Lok Sabha elections to begin on 7 April; results on 16 May
05 Mar 2014
India's mammoth general elections will start on 7 April, the Election Commission announced today. The voting will be staggered into nine phases ending 12 May; and the results will only be declared around six weeks later, on 16 May.
Meanwhile, with exit polls banned under EC rules, the country will have to wait with bated breath to see who their new leaders will be.
The statistics of a general election in the world's most populous democracy would probably defy the Western imagination - chief election commissioner V S Sampath said 814 million people will be eligible to vote, a number larger than the population of Europe, making this the biggest election the world has ever seen.
With its ever-increasing population of young voters, this represents an increase of 100 million over the last Lok Sabha elections in 2009.
State elections in Andhra Pradesh, Sikkim and Odisha will be held simultaneously.
The general election pits the Bharatiya Janata Party's declared prime ministerial candidate, Gujarat Chief Minister Narendra Modi, against Congress scion Rahul Gandhi, who is the face of the ruling United Progressive Alliance government, which is seeking an unlikely third term in power.

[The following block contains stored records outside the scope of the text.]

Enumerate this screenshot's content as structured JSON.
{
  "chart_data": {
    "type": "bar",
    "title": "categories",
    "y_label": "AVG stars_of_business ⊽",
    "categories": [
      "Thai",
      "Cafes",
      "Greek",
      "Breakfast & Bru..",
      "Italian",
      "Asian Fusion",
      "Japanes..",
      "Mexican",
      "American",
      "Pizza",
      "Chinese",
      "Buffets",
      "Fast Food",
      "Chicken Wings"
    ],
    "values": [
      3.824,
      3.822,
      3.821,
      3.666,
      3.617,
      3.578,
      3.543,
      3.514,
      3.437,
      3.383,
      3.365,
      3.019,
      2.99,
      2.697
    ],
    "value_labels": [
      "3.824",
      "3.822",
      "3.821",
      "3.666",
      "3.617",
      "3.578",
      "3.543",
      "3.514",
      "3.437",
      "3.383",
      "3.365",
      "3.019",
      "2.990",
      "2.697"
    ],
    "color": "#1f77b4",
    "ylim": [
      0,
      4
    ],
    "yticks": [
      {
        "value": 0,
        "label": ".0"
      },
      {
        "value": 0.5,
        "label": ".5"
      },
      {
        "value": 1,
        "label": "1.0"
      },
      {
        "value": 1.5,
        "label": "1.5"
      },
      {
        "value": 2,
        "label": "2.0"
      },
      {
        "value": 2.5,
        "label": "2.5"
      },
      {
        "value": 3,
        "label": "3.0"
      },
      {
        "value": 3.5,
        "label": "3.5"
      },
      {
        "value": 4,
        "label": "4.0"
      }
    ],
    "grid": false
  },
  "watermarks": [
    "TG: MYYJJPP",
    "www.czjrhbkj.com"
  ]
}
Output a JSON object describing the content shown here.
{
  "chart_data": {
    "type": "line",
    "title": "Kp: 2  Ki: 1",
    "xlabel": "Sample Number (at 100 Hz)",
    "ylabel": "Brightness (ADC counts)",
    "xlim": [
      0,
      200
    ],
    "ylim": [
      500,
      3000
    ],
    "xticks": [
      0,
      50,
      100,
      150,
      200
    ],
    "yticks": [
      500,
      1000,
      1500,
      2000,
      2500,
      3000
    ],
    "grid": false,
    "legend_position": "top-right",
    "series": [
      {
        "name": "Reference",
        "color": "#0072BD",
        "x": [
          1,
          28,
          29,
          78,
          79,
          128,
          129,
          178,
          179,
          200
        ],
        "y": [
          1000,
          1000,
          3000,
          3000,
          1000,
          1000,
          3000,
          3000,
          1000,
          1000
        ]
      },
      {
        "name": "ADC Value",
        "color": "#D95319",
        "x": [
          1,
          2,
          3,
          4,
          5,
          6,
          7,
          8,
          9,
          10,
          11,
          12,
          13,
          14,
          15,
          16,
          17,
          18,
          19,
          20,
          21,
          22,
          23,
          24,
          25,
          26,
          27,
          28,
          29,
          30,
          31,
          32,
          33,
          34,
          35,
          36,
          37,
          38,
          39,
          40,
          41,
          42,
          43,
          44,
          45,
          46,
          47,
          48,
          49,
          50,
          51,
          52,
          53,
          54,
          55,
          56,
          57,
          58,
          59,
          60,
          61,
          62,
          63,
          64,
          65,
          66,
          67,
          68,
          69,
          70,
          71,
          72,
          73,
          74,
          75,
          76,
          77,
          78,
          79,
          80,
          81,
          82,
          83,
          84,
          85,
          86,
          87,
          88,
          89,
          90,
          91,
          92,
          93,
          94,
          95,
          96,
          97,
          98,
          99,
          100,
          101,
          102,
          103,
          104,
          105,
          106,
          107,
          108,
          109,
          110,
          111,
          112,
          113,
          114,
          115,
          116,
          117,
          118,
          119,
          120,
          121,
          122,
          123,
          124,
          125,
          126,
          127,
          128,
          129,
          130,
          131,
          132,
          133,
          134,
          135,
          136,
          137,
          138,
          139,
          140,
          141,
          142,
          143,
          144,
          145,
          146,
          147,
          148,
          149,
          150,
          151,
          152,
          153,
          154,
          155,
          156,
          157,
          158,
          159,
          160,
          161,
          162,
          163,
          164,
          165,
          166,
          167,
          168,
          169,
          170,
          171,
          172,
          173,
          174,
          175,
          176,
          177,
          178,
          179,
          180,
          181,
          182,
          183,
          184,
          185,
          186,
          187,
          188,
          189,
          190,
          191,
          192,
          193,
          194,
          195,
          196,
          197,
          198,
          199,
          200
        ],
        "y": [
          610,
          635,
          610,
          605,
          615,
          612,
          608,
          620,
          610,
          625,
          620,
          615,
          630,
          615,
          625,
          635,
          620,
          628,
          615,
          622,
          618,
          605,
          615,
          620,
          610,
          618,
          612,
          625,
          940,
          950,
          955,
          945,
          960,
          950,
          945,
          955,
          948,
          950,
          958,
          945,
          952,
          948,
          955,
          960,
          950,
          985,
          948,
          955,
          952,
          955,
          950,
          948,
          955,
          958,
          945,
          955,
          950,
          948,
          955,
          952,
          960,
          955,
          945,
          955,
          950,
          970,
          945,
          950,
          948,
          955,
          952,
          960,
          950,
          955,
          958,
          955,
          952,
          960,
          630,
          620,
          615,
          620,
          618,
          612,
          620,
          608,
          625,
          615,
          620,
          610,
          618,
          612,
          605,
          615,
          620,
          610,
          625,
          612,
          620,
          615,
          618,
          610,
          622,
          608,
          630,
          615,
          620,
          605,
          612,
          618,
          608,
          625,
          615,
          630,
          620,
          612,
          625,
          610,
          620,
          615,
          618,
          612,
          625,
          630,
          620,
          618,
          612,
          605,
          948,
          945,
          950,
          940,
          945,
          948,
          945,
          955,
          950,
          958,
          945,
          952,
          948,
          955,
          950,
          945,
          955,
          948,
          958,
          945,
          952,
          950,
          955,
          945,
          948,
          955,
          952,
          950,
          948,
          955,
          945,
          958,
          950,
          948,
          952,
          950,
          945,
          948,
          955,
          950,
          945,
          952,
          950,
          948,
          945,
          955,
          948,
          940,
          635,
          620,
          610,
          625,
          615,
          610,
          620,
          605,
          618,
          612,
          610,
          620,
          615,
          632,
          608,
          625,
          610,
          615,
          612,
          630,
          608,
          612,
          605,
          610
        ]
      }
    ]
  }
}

The dark horse is Arvind Kejriwal's Aam Admi Party, going strong on is anti-corruption plank. Just over a year since it was formed, the AAP won enough seats in December's Delhi state elections to take power – which it relinquished in less than two months.
Third Front
No single party has won a parliamentary majority since 1989 and the electorate has delivered a fractured mandate in subsequent decades, turning regional leaders into game-changers.
A multi-headed group of regional parties is also eyeing power, a reflection of the growing clout of state-based leaders. This is widely seen as a fearful prospect – such governments cobbled together by politicians with their own agendas have seen the country sink to economic mess in the past.